As before, unfortunately no reliable biomarker was found to predict the response to therapy.

In conclusion this study generates interesting hypothesis  but a Phase III study comparing IPI + NIVO + TRABE vs DOXO + IFOSFAMIDE  is absolutely needed

Author Response

Response to Reviewer 2’s Comments

1. The manuscript by Gordon and et al focuses on one of the most debated topics in sarcoma community: the poor results got with immunotherapy in metastatic STS.

Many attempts have failed to reach some positive results. As consequence immunotherapy in these tumors is not admitted, inEurope at least.

Moreover, some attempts to enhance the immunogenity of STS were experimented without concrete results associating different CPI with different TKI in empirical manner.

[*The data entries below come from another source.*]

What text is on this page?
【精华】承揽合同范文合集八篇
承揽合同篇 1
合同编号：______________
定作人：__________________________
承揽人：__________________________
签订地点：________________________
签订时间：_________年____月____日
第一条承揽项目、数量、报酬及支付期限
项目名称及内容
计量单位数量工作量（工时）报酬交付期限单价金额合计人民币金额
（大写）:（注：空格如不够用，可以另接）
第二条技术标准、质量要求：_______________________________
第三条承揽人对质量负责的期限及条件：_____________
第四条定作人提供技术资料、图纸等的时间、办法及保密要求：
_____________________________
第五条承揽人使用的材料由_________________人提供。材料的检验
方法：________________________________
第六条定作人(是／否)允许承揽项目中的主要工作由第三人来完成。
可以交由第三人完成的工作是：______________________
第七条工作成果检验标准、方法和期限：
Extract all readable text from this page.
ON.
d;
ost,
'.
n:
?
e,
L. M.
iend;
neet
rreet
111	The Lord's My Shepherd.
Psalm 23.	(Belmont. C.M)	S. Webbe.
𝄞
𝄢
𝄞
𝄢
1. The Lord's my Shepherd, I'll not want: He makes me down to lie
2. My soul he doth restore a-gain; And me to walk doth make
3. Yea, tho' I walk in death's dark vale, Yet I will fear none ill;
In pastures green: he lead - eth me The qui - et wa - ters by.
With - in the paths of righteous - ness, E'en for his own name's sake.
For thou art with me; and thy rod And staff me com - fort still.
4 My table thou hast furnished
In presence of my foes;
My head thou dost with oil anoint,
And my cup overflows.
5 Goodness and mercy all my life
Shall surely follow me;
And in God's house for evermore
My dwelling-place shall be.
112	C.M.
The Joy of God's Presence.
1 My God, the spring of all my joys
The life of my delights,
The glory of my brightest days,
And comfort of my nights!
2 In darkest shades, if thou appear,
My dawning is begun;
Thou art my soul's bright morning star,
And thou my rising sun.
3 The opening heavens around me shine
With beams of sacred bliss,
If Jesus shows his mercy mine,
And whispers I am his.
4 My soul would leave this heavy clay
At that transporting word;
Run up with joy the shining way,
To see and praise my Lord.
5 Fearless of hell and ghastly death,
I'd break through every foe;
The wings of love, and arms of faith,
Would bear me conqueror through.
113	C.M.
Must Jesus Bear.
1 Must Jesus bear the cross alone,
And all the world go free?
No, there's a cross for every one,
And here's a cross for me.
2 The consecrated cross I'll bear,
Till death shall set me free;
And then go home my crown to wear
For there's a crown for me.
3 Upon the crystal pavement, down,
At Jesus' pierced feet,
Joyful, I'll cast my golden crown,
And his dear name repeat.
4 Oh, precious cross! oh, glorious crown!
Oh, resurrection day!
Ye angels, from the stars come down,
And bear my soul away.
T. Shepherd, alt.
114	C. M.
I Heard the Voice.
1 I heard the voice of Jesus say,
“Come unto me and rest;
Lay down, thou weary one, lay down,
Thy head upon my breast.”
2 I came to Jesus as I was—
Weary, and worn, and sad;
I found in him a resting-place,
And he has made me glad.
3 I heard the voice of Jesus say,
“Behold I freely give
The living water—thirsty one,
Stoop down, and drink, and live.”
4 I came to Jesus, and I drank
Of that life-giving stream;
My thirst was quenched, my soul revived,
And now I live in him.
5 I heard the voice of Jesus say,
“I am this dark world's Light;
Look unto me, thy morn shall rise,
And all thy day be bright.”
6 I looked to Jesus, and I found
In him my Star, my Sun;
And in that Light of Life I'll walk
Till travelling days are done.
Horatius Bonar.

The double combination of IPILIMUMAB + NIVOLUMAB very active in melanoma and moderately active in kidney cancer, associated with Trabectedine, a marine drug with a mixed activity of chemotherapy and macrophages inhibitor, seems to offer somehow positive result in this Phase II study.

This paper has a very wide introduction, Materials and method are well described.

The results are positive on PFS and OS, but in a classical Phase II trial.

The most impressive results, as before in Twaibi and D'Angelopapers , are reported in LMS, UPS and Dedifferentiated liposarcomas.

As before, unfortunately no reliable biomarker was found to predict the response to therapy.

In conclusion this study generates interesting hypothesis but a Phase III study comparing IPI + NIVO + TRABE vs DOXO +IFOSFAMIDE is absolutely needed.

Response: Thank you for your comments on the SAINT paper. I agree that a Phase III study comparing IPI+NIVO+TRABE vs DOXO+IFOSFAMIde is absolutely needed (See Line 334-335).